Why it STILL pays to be a baby boomer
BRITONS preparing to retire are £78,000 richer than their equivalents a decade ago.
But the fortunes of all other working age groups have shrunk, according to a report that lays bare the widening gap between the wealth of baby boomers and younger generations.
Thirty to 34-year-olds today are £25,000 worse off in real terms than members of this age bracket were around ten years ago. And the average 40 to 50-year-old is worth £28,000 less than their 2008 equivalent.
The report by City watchdog the Financial Conduct Authority highlighted how those approaching retirement often enjoy gold-plated pensions and have benefited from decades of growth in house prices.
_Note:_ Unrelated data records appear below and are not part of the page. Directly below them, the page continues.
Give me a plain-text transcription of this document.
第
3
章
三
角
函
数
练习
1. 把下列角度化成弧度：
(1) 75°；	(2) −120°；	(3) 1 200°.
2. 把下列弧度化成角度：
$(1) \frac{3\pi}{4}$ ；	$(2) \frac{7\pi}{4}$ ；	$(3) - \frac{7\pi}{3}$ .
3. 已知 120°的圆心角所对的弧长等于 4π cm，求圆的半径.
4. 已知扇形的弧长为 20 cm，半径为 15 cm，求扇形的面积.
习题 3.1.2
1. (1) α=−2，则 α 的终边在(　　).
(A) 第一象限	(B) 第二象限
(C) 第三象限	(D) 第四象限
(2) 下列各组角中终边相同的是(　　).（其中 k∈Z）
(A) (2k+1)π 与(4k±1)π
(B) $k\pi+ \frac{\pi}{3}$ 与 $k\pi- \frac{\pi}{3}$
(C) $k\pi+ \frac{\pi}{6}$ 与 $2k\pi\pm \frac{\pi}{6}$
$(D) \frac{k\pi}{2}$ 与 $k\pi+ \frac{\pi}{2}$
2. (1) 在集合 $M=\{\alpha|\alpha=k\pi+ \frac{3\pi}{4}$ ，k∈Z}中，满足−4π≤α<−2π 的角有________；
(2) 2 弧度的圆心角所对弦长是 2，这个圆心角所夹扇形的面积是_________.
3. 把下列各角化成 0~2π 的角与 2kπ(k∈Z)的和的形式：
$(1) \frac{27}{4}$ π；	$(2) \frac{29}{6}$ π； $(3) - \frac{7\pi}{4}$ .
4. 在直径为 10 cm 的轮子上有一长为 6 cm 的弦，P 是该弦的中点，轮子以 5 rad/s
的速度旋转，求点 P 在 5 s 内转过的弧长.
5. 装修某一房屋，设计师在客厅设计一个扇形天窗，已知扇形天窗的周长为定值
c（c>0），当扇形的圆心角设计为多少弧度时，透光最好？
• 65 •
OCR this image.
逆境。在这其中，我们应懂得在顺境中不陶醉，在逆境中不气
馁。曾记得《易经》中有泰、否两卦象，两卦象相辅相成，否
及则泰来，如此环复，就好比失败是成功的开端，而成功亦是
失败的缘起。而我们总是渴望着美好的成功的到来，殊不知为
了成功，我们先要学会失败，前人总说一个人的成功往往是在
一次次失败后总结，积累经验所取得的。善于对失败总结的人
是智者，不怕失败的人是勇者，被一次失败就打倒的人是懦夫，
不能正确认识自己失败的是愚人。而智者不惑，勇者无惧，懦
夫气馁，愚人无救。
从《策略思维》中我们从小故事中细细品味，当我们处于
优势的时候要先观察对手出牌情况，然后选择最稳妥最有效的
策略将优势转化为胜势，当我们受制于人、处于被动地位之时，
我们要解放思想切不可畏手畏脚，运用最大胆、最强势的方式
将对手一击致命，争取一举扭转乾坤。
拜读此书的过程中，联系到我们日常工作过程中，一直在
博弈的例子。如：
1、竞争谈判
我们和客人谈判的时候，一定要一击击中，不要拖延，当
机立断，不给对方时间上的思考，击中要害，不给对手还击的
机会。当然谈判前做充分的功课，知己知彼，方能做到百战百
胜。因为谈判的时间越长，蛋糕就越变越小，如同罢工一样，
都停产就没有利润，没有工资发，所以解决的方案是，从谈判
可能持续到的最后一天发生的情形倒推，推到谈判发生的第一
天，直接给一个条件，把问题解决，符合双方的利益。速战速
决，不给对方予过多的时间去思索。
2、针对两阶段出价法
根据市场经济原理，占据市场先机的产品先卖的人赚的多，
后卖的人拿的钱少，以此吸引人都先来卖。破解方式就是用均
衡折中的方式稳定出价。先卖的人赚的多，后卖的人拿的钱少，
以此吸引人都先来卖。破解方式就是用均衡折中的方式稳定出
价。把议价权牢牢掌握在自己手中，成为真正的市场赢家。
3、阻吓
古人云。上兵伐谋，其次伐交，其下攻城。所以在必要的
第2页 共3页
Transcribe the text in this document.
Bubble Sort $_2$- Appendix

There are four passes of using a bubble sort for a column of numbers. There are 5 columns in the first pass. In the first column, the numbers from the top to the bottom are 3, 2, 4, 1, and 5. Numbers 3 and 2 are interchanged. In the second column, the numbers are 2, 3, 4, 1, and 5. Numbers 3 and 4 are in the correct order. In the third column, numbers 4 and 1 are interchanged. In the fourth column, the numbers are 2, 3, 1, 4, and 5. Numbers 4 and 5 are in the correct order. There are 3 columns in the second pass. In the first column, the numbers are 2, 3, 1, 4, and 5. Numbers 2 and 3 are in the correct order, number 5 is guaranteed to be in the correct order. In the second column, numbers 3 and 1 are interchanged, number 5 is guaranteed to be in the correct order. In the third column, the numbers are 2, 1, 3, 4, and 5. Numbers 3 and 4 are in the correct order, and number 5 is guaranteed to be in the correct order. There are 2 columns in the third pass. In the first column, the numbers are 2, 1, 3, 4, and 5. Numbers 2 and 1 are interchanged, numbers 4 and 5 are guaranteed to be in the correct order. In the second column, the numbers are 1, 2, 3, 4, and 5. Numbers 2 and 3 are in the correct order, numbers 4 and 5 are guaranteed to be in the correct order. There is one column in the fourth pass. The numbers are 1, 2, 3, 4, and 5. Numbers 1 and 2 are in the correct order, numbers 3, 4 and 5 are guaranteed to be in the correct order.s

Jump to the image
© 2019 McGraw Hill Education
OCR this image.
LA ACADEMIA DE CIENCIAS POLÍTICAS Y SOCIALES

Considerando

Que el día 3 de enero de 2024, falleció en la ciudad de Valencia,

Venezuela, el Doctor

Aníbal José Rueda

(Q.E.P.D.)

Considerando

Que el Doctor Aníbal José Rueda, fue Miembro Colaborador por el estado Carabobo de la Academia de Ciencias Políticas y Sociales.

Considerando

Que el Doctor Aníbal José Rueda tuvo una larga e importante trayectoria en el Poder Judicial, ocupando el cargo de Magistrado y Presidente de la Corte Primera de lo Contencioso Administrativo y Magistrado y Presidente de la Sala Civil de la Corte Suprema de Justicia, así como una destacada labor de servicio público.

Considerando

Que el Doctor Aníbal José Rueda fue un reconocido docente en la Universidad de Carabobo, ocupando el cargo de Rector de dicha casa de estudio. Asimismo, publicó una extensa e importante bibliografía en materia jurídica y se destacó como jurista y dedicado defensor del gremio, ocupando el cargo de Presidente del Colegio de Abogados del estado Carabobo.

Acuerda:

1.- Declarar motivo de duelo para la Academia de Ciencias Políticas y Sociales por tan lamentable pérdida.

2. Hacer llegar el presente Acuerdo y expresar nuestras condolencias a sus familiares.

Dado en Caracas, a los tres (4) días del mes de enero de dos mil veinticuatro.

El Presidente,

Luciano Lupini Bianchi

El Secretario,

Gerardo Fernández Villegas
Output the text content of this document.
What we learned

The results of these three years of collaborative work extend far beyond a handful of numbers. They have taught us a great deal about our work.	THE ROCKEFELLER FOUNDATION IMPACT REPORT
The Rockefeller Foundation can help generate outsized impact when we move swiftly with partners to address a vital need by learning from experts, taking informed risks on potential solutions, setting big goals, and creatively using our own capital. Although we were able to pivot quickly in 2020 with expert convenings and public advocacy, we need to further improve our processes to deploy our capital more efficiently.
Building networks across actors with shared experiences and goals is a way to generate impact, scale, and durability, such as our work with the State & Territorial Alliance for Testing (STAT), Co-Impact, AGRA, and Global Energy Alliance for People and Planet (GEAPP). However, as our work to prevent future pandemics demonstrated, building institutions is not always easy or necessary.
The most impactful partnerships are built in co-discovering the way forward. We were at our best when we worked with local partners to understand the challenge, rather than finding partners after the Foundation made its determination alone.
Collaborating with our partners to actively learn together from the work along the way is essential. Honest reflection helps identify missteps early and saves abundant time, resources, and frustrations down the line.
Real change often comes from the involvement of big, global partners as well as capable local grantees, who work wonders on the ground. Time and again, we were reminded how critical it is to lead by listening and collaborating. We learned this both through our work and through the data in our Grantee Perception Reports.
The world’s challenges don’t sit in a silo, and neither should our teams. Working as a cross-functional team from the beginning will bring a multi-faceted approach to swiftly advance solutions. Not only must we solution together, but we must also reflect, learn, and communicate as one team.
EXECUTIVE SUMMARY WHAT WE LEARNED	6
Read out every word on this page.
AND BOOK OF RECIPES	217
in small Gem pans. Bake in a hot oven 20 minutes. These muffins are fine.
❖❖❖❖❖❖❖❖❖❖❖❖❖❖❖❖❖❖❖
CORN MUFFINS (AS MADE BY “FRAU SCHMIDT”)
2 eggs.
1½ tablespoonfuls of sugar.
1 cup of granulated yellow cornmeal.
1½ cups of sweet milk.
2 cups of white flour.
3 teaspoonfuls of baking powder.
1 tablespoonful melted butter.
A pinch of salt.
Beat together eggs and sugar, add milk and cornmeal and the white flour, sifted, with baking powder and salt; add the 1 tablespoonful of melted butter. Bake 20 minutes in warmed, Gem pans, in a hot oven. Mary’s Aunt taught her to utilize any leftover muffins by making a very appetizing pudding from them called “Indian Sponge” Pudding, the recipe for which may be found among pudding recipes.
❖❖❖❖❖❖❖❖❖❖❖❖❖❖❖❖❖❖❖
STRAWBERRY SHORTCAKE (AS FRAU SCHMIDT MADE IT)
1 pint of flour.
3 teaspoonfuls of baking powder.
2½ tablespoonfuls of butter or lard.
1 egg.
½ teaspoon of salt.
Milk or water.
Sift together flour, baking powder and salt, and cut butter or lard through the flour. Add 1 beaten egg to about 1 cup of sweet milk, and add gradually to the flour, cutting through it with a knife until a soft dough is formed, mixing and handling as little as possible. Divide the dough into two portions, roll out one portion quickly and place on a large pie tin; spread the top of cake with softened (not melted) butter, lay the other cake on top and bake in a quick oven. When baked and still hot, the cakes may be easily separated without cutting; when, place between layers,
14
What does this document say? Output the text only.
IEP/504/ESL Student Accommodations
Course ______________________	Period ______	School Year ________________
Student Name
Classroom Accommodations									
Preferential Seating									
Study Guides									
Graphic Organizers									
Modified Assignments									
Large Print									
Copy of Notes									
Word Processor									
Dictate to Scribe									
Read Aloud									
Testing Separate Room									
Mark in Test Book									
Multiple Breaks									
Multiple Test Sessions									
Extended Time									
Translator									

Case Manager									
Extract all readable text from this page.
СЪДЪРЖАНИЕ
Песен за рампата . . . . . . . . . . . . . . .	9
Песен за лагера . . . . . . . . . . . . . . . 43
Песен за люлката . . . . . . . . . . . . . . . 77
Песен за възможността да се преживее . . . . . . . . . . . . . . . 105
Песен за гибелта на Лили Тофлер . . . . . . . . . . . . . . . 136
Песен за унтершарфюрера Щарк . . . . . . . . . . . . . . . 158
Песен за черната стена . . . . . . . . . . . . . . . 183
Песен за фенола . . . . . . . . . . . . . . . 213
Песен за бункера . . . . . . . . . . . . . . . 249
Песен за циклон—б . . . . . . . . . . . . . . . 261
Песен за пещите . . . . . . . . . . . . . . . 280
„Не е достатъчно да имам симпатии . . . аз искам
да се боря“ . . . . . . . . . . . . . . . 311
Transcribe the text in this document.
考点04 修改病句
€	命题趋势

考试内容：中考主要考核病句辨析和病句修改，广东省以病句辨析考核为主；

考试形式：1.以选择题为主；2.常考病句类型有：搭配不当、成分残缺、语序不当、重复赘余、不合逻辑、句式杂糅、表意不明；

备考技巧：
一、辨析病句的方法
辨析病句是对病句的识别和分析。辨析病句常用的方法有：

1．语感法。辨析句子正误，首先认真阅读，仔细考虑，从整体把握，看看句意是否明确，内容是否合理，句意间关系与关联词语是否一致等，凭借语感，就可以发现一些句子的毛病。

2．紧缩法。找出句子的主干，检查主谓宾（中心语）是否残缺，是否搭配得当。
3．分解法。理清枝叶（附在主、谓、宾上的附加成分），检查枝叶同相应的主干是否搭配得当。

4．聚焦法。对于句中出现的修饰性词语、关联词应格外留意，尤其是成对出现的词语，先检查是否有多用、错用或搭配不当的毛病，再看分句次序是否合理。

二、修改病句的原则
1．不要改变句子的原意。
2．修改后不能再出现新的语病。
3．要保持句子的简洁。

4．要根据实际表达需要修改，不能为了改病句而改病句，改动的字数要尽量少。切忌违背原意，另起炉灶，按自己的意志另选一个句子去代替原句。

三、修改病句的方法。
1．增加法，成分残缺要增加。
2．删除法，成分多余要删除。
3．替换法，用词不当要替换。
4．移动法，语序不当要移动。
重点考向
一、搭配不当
Meanwhile many working families are struggling under a huge weight of debt and are responsible for supporting ageing parents and young children.
The FCA analysed data from the Office for National Statistics on how levels of property, pension, savings and investment wealth have changed in ten years. It found Britons approaching retirement – defined as aged 60 to 70 – are on average £78,000 wealthier than their 2008 counterparts. The richest 25 per cent of this group have seen their wealth grow by £175,000.
Christopher Woolard, strategy and competition director at the FCA, said: ‘From baby boomers to Generation X to millennials, everyone’s financial needs and circumstances are evolving. It is clear each generation will have its own challenges.’
The report defined baby boomers as born between 1946 and 1965, and described how a typical couple in this age bracket bought their first home aged 25, paid off their mortgage by 50 and looked forward to guaranteed pension income for life. Since 1990, the value of their homes will have risen by an extraordinary 259 per cent. They are also likely to have been saving during a golden period for investors between 1975 and 1995 – when the average return was 10.5 per cent. Members of Generation X, born between 1966 and 1980, are less likely to have enjoyed these financial advantages, the report found. Meanwhile millennials – defined as those born from 1981 to 2000 – now typically have to wait until the age of 30 to 35 before they can afford their first home. With a mortgage and student debt they are unlikely to repay in their working lives, they have limited disposable income to save.
Tom Selby, senior analyst at AJ Bell, said: ‘Millennials face severe challenges in building a decent retirement pot, particularly when compared to baby boomers who were more likely to enjoy generous defined benefit pension provision. Housing wealth too is highly concentrated within this older generation, who were able to buy relatively cheaply and benefit from rapid price rises.’
The FCA is calling on banks and financial institutions to come up with solutions.